Chatbot News, Emerging Technology
What’s Next for Conversational AI?
Conversational AI, as it stands today, is already helping brands and consumers around the world interact in a smarter, more efficient way. Unfortunately, one of the major downsides to conversational AI is its inconsistency across platforms. So, what's the solution?
September 18, 2020
For conversational artificial intelligence (AI) to continue improving, systems must be combining unsupervised learning and self-learning.
That’s according to Prem Natarajan, Amazon head of product and VP of Alexa AI, who recently participated in a panel session on the future of conversational AI.
Conversational AI, as it stands today, is already helping brands and consumers around the world interact in a smarter, more efficient way.
Unfortunately, one of the major downsides to conversational AI is its inconsistency across platforms.
“Our aspiration is that all of our systems should perform equally well for everyone. Sometimes that aspiration is talked about in the context of fairness or ethical use, etc. But really, in the end, we want it to work equally well for everyone,” Natarajan said.
So, what’s the solution?
Creating conversational AI solutions that can learn on the go, detect patterns in consumer behavior, and not make the same mistakes twice will take the industry to the next level, said Natarajan.
This is something that is widely known as self-learning—the process in which automated systems recognize patterns, learn from the data, and become more intelligent over time.
We have already seen drastic improvements when it comes to these systems implementing self-learning techniques.
In 2018, Amazon introduced self-learning techniques for Amazon Alexa, rather than supervised training, in a bid to improve the user experience.
In the two years since these changes were introduced, Alexa has continued to learn from her users and improve on a daily basis—offering conversations that mimic human-to-human interactions more than ever before.
Moving towards unsupervised learning
However, experts—including Natarajan—are now suggesting that self-learning should act as a complementary force with unsupervised learning.
While self-learning is the ability of the algorithm to learn representations of the data, unsupervised learning occurs when the data being analyzed is unlabelled.
It is important these systems—particularly when dealing with conversational AI—have the ability to conduct unsupervised learning, as these datasets are often muddled and “unclean.”
Google has recently deployed unsupervised learning to reduce gender bias in Google Translate in a scalable fashion.
In an example of algorithmic inequality, Google Translate had previously encountered some challenges when generating masculine and feminine translations.
Using an unsupervised language model, as opposed to a syntactic parsing model that uses labeled datasets in each language, Google Translate can now produce masculine or feminine translations 99 percent of the time.
Alexa, too, has been transitioning towards unsupervised learning.
Amazon’s researchers last year detailed a technique which used 250 million unannotated customer interactions to reduce speech recognition errors by 8 percent.

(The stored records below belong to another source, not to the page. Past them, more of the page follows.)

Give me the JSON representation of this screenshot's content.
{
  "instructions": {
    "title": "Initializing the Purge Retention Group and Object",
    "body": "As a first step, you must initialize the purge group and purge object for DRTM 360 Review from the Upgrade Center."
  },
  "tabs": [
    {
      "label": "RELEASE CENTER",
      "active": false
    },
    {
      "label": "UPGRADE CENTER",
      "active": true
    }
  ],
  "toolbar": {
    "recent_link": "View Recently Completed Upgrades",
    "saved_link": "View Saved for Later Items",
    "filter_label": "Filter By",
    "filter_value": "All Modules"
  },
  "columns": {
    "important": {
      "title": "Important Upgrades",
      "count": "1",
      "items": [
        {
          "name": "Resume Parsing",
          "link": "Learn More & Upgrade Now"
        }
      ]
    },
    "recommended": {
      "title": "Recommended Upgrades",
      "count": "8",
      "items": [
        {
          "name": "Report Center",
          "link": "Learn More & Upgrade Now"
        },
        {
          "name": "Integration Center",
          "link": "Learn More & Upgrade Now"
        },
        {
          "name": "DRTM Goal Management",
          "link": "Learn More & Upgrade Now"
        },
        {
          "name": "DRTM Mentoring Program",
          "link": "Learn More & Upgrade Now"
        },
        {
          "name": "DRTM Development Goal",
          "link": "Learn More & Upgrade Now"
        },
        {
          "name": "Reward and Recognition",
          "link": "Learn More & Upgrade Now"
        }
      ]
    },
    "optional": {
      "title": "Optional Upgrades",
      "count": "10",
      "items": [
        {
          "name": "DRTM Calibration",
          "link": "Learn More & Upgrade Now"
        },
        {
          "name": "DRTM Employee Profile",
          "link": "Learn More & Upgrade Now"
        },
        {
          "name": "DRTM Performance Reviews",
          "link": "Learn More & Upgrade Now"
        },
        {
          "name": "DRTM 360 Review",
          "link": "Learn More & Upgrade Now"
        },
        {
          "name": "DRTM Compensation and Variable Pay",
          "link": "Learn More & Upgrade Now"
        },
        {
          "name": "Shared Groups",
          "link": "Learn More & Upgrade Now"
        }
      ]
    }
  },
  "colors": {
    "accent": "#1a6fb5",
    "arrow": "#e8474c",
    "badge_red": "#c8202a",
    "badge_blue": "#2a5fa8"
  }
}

As this technology continues to become more scalable, AI systems will be given the ability to effectively “learn from their mistakes,” which can help address current issues of inconsistency.
“If you fail once, that's okay—but don't make the same failures multiple times. We're trying to build systems that learn from their past failures,” said Natarajan.
Welcome to the screenless revolution
According to MarketWatch, the global screenless display market was valued last year at $932.57 million.
This is expected to jump to $5.76 million by 2025—marking a compound annual growth rate of 35.43 percent over the next few years.
Screenless displays are defined as an interactive projection technology that transmits data without the use of a screen.
Systems like Alexa and Google Assistant have given rise to screenless displays in recent years, but according to Google AI Director of Product for the Natural Language Understanding (NLU) team Barak Turovsky, we are currently at the beginning of a seismic shift.
“I believe we are on a very early beginning of a fundamental change of how people will interact with computers, mobile phones, smart devices, IoT devices, etc.,” he said during the panel session.
“Voice will become the mainstream of interaction as keyboards and mouses.”
The rise of screenless technologies—in particular, voice—will fundamentally change how humans interact with machines, Turovsky said, with natural language to play a greater role.
And this brings with it challenges for the conversational AI systems that will facilitate this revolution.
“The challenge, and where natural language understanding will become much more important, is that human interaction with voice is very different,” Turovsky said.
“It's very open-ended and, in many cases, ambiguous. Machines need to learn that even if you make mistakes, ideally don't make the same mistake again.”
As natural language processing (NLP) is mostly dealing with unclear data, there is again an opportunity for unsupervised learning to take these technologies to the next level.
The COVID-19 effect
During the COVID-19 pandemic, we have already seen the development of conversational AI technologies be accelerated due to increased demand.
Speaking about the impact of COVID-19 on conversational AI, Turovsky predicted opportunities to emerge as a result of the pandemic.
“I think there will be huge opportunities, huge shifts, in areas of conversational AI, with things like telemedicine, customer service, and customer chatbots,” he said.
Already we have seen the emergence of GPT-3, a new AI technology from OpenAI that is so realistic it is capable of completing a dialogue between two people and writing a book.
With some of the largest companies in the world now investing in this space, we can expect to see this technology continue to flourish in the coming months and years.